Apparently one single issue, albeit an important one, is more important to these Christian leaders than faith itself. I want someone in office who matches my view on abortion, yes, but more than that I want a person who follows God and acts as he/she believes God is leading them. Following Christ with their whole life is far more important to me than abortion alone, or any other single issue. And yet these leaders of our faith are willing to support or oppose a candidate for office without even mentioning faith, and relying solely on one issue. Not even adultery sways these men as much as this one thing.

In another article it mentions that some of those same bastions of conservative Christianity are willing to support Mitt Romney for president, even though he is LDS and most of these men do not believe that the LDS Church is part of the Christian faith. So these people are willing to vote someone they do not even believe to be a Christian into office just because that person’s stance on abortion and homosexuality is “right.”

While Dobson was talking about Sen. Fred Thompson Dobson recently, Dobson said that he did not think the man was a Christian. It turns out that Thompson is, and when questioned, a Focus on the Family spokesman said “we use that term- Christian- to refer to people who are evangelical Christians.” So now, according to Focus on the Family, Catholics, Orthodox, Lutherans, Episcopalians, and many more are no longer Christians. I find this extremely disturbing.

Another disturbing thing about this group’s statement about a pro-choice Republican candidate is that they are assuming that only the Republican party is an option for Christian voters. One of the dissenting members of the group advised against creating a third party by saying that “I can’t think of a bigger disaster… than Hillary Clinton in the White House.” Apparently, anything is better than a Democrat in office.

Even in Dr. Dobson’s recent letter where he criticized Giuliani, he quotes Popeye the Sailor but not the Bible. He mentions Abortion first, then homosexuality, then comes adultery as reasons for why Giuliani is not a good fit. Faith, God, or anything else that is the province of the Christian is not even mentioned.

I don’t really care about all the politics that much, but what bothers me is that Christianity has somehow become associated with such a narrow view of life. How has Christianity become so narrow that only Evangelicals can be Christian? How has it become so small that only abortion, divorce, and homosexuality matter, with abortion winning every time? What happened to the commands that Jesus gave us? What happened to evangelism, discipleship, loving and serving others? What happened to being transformed into the image of Christ? How have we gotten to the point where our supposed leaders can talk for pages and pages about what is “important to Christians” without ever mentioning the Bible, faith, Jesus, or even God himself?

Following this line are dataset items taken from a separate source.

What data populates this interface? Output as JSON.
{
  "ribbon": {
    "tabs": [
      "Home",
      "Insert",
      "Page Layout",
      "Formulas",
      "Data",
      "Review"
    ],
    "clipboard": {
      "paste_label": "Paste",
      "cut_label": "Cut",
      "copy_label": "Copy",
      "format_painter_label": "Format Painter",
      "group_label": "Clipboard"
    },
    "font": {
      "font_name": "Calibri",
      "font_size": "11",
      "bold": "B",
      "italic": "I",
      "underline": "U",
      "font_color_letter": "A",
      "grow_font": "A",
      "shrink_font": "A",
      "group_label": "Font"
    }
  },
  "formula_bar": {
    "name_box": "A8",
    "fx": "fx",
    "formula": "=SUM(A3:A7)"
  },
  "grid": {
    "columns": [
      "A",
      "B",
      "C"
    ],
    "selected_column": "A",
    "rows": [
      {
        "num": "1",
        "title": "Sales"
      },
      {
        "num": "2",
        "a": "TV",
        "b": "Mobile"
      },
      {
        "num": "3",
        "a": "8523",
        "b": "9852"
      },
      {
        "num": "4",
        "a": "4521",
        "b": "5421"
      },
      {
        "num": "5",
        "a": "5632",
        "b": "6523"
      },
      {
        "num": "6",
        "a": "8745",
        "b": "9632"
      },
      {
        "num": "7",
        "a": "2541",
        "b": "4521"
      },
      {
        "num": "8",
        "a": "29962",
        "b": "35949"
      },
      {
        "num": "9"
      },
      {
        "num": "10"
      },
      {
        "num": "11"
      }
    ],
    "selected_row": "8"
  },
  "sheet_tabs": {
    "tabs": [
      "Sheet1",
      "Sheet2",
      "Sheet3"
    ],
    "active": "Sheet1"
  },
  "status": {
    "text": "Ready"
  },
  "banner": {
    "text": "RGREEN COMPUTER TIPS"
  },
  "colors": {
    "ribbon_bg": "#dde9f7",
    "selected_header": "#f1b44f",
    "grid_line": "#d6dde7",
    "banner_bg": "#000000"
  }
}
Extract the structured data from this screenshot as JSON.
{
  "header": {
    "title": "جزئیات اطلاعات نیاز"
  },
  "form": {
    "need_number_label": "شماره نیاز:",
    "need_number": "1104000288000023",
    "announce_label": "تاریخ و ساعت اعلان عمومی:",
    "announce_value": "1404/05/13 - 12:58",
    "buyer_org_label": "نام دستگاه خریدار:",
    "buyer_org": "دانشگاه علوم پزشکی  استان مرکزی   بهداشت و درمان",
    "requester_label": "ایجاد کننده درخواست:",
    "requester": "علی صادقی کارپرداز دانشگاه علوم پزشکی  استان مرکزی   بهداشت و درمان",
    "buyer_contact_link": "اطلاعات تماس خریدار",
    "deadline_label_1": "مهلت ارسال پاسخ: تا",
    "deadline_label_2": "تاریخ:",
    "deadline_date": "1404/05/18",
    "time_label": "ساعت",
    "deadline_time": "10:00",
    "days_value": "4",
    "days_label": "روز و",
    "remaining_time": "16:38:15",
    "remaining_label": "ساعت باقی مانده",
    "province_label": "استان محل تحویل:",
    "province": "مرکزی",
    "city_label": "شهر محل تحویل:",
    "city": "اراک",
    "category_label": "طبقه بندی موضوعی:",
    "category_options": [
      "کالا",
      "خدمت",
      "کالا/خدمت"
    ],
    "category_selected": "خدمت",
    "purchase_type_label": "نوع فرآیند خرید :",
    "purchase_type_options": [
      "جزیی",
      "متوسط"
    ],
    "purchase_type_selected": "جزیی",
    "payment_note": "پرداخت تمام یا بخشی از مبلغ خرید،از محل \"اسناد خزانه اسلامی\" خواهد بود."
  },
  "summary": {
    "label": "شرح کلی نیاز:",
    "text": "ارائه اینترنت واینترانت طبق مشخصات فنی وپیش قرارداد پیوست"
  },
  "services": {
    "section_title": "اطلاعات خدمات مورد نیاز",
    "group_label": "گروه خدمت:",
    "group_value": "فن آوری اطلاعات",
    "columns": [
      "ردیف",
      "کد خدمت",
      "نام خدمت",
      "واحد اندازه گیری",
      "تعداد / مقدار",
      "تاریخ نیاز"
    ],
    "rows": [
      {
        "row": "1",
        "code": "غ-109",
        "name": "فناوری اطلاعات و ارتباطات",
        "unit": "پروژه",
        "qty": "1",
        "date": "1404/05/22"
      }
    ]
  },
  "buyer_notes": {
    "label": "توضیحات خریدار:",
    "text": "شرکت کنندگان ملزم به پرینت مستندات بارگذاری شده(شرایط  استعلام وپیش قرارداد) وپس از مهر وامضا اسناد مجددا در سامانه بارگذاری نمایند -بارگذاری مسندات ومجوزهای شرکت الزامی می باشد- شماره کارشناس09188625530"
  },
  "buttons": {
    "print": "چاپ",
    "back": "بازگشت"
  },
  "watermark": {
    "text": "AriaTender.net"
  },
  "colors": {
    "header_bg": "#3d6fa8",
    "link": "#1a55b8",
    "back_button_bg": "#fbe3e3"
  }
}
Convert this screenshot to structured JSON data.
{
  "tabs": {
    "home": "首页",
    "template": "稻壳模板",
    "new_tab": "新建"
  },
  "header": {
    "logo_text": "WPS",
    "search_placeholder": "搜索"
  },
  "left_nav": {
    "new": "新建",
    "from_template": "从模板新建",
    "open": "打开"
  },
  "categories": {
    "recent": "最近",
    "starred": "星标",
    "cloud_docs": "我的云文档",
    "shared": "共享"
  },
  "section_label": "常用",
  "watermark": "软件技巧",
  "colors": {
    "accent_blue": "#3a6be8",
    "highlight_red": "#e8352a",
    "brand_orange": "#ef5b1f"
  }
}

There are important issues, and then there are essential issues. How has Christianity become so mired in the important issues that we have neglected the essentials? Jesus told us to love God, love our neighbor, and make disciples for Christ all over the world. So where did we get so turned around that we can ignore those things, ignore the poor, the hurting, the underprivileged in favor of two small but important issues? How did we go from leading everyone to God and becoming like God, to Christians being narrowed down to only a small spectrum of Christ’s followers, almost all American, and to being defined by our political stance more than by our faith?

As Christians we cannot let ourselves be bullied into going along with the flow, even from important leaders of our faith, if where they are going is taking us away from the essentials of the Christian faith. And I am sorry, but I cannot follow a group of men who meet in secret, cloaking their decisions and identities in shadow, who decide that Christians belong only in one party and that abortion and homosexuality should be more important issues than faith, evangelism, or a relationship with God.